Gov. Ralph Northam’s visit to Tidewater Community College on Sept. 17 marked another stop on his workforce development listening tour. The hour-session provided an opportunity for community members, business leaders and educators to collaborate on how to best strengthen Virginia’s talent pipeline and address emerging employment challenges.
Northam addressed the group, which included Glenn Dubois, chancellor of Virginia’s Community Colleges, at TCC’s Norfolk Campus Student Center.
“People ask me all the time what is my top priority as governor,” Gov. Northam said. “It’s really very simple. It’s about jobs and making sure all Virginians have jobs that they can support themselves and their families with.”
The listening sessions coincide with National Workforce Development Month, which is September
“It is really appropriate for community colleges to be central in discussions on workforce development,” said TCC President Greg DeCinque. “We’re here to listen and respond by developing programs that will put people to work in Virginia.”
Northam last stopped at TCC when the college’s Skilled Trades Center opened in December. The 20,000-square-foot facility in Portsmouth prepares students for careers in everything from welding to pipefitting, marine coating and pipe laying. Graduates of these short-term training programs transition into high-paying jobs that don’t require bachelor’s or even associate degrees.
Hampton Roads anticipates 68 percent more job openings in skilled trades over the next five years than workers trained to fill them.
“How do we as parents, legislators, educators and counselors get past the stigma that if our children don’t go to a four-year school, they won’t be successful?” Northam asked. “In today’s job market, there are plenty of good paying jobs that don’t require a four-year degree.”
Chancellor Dubois noted that community colleges started 50 years ago to meet workforce needs and continue that mission today.
Also joining the conversation with the governor: Atif Qarni, Virginia Secretary of Education; Dan Lufkin, president of Paul D. Camp Community College; and John Dever, president of Thomas Nelson Community College. Megan Healy, Chief Workforce Development Officer, moderated the session.
Additional ideas that emerged from the listening session regarding community colleges include:
*Stress the benefits of community college with parents, especially regarding career technical training.
*Educate guidance counselors on community college offerings and 21st century jobs requiring less than a four-year degree.

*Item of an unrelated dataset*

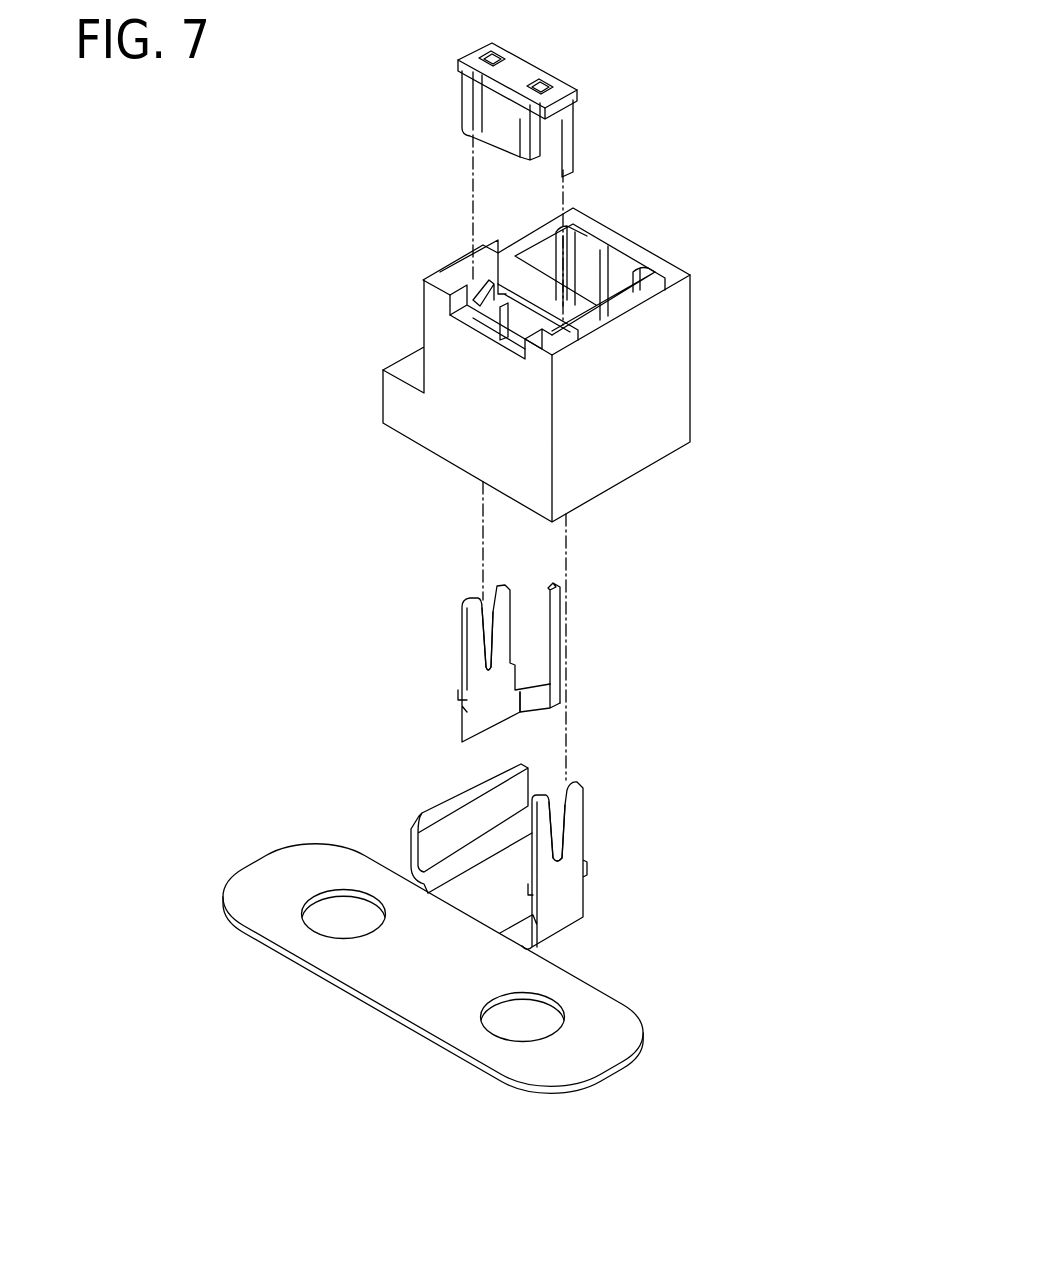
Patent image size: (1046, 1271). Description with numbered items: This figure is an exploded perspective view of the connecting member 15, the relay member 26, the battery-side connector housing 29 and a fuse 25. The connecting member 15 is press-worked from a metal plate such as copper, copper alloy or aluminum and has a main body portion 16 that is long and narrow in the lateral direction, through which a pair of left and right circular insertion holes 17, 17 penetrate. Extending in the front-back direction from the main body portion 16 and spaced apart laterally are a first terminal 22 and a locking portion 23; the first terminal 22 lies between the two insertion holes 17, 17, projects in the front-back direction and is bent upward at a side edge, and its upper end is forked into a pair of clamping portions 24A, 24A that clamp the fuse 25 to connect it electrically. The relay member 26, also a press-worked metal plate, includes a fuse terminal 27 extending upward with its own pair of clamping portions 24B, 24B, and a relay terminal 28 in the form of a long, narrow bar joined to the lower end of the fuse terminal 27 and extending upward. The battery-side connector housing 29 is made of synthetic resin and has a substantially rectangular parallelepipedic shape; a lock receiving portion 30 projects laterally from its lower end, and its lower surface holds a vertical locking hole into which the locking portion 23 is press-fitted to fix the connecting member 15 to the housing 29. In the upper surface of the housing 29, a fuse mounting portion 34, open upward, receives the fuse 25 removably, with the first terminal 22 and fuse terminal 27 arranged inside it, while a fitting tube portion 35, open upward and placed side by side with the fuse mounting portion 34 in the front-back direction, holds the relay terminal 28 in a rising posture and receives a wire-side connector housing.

The connecting member 15 is at (452, 943).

*Create educational opportunities that line up with new business needs, such as gamification, cybersecurity, unmanned aerial systems and biotechnology, as well as jobs in science, technology, engineering and math.
*Offer internships to provide workers with needed experience.
*Continue to be military-friendly and provide education for veterans and their families.
“We are blessed in Virginia to have great colleges and universities, and we need to make sure they are affordable for all Virginians,” Northam said. “We also have 23 great community colleges, and we are putting a lot of emphasis on high school level vocational training.”